A Gorizia e in Val Rosandra due performance immersive guideranno il pubblico tra storie di frontiera, testimonianze e luoghi simbolo del Novecento
Il viaggio di In\Visible Cities XL prosegue con due appuntamenti, il 13 e 14 giugno: tra città di confine, sentieri abbracciati dalla natura e vicende che attraversano il Novecento, il pubblico sarà invitato a vivere esperienze immersive frutto di un mix unico tra passato e presente. Tutti gli spettacoli sono a ingresso gratuito, ma con prenotazione obbligatoria inviando un Whatsapp o sms al numero 328 8535125 indicando: nome, cognome, spettacolo, numero posti.
ORFANA LA MIA CITTÀ A GORIZIA – Il primo appuntamento è in programma venerdì 13 giugno a Gorizia. Alle 18, con partenza dal Teatro Verdi, sarà possibile partecipare alla performance “Orfana la mia città” di Riccardo Tabilio.
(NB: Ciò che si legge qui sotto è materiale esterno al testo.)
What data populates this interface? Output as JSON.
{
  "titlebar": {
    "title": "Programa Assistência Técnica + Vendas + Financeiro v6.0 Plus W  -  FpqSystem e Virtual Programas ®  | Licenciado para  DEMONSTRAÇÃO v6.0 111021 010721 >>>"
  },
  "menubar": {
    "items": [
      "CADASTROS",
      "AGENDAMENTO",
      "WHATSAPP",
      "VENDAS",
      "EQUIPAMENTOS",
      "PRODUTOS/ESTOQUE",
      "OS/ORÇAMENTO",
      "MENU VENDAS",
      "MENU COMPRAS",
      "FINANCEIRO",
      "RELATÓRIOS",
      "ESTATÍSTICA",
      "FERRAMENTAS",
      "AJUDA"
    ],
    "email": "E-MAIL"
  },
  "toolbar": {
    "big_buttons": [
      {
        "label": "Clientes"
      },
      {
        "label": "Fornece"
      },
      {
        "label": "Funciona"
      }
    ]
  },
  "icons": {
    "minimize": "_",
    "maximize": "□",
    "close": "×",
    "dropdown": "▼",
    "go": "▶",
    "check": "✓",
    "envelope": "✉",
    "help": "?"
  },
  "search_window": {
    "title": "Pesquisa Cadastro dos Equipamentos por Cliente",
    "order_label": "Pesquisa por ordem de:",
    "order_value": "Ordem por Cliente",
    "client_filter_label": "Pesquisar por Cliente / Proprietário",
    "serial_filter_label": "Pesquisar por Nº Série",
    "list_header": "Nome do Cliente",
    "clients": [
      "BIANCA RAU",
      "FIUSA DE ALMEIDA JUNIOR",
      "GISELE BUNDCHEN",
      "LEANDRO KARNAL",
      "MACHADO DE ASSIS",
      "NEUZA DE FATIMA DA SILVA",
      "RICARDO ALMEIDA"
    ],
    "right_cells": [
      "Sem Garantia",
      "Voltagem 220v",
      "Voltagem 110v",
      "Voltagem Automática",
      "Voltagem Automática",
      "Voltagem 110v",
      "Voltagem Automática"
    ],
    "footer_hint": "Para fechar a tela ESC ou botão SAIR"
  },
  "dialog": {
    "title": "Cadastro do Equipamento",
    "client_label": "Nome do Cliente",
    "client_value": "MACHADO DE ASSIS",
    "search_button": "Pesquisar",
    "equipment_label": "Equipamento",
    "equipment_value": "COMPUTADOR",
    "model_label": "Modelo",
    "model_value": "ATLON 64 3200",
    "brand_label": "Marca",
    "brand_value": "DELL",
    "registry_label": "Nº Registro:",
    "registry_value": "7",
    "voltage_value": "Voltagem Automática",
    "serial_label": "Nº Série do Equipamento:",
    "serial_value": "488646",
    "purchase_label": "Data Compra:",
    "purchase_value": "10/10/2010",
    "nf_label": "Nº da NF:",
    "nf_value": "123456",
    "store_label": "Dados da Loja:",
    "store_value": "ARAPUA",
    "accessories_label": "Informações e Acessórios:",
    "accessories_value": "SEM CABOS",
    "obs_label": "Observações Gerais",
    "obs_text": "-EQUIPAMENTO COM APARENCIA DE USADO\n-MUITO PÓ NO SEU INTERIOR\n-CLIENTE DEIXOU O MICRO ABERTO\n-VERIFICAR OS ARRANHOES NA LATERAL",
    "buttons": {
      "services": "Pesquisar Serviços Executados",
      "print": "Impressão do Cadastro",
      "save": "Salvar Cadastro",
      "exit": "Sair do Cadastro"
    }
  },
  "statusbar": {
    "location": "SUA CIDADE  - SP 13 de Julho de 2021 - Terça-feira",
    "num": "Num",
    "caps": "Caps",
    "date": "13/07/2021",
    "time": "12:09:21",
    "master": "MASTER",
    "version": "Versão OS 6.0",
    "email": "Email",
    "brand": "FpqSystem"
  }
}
Prodotta da Quarantasettezeroquattro-In\Visible Cities con il contributo della Regione Autonoma Friuli Venezia Giulia e del MIC – Boarding Pass+, l’iniziativa accompagnerà il pubblico in una passeggiata collettiva dentro la storia di una città che nel corso del Novecento è diventata simbolo stesso del confine europeo. Attraverso testimonianze, memorie e suggestioni poetiche, emergeranno le voci di italiani e sloveni che hanno vissuto la trasformazione di questo territorio: dalla città asburgica alla Grande Guerra, all’affermarsi del fascismo di confine, fino alla linea bianca del 1947 che sancì la separazione tra Italia e Jugoslavia. Sarà un’esperienza immersiva, un percorso audioguidato con cuffie wi-fi che trasformerà le strade e gli spazi urbani in una grande narrazione condivisa.

QUANDO SAREMO DI LÀ DAL CONFINE IN VAL ROSANDRA – Il giorno seguente, domenica 14 giugno, In\Visible Cities XL si sposterà in Val Rosandra. Lì sarà la natura a divenire protagonista di “Quando saremo di là dal confine”, performance audioguidata firmata da Kepler-452. La partenza è prevista alle 10.30 da Bagnoli della Rosandra, lungo il Sentiero dell’Amicizia che collega Italia e Slovenia. La performance – ideata da Riccardo Tabilio, Nicola Borghesi ed Enrico Baraldi – accompagnerà gli spettatori in una camminata tra paesaggio e memoria, attraversando foreste, rocce carsiche e luoghi che custodiscono le storie di un confine mutevole e complesso. Le voci degli abitanti di Bagnoli/Boljunec e San Dorligo della Valle/Dolina guideranno il pubblico dentro un racconto intimo e collettivo, dove la grande Storia si intreccerà alle esperienze quotidiane delle persone che hanno abitato questi territori.
Due giorni che rappresentano un’occasione unica per lasciarsi attraversare dalle storie e guardare il territorio con occhi nuovi.

IN\VISIBLE CITIES XL 2026 – ANDARE FUORI – A partire dal 2026, In\Visible Cities inizia un nuovo percorso triennale, imboccando una strada sempre più orientata nella direzione della sperimentazione di linguaggi, temi e formati innovativi. La programmazione sarà capace di promuovere nuove pratiche, nuovi sguardi, nuovi modi di intendere la scena: insomma, di “Andare fuori”. Fuori dagli spazi che normalmente sono dedicati al teatro, trovando nuovi modi di abitare gli ambienti pubblici e privati, confermando così la nostra naturale vocazione ad essere sempre fuori posto con una programmazione diffusa, che reinventa aree urbane e naturali, offrendo nuovi punti d’osservazione, nuove pratiche di socialità. In\Visible Cities XL, è dunque una rassegna di spettacoli e performance per lo più itineranti e interattive, che pongono al centro dell’attenzione il racconto del territorio attraverso un dialogo tra ricerca storica, linguaggi drammaturgici e nuove tecnologie.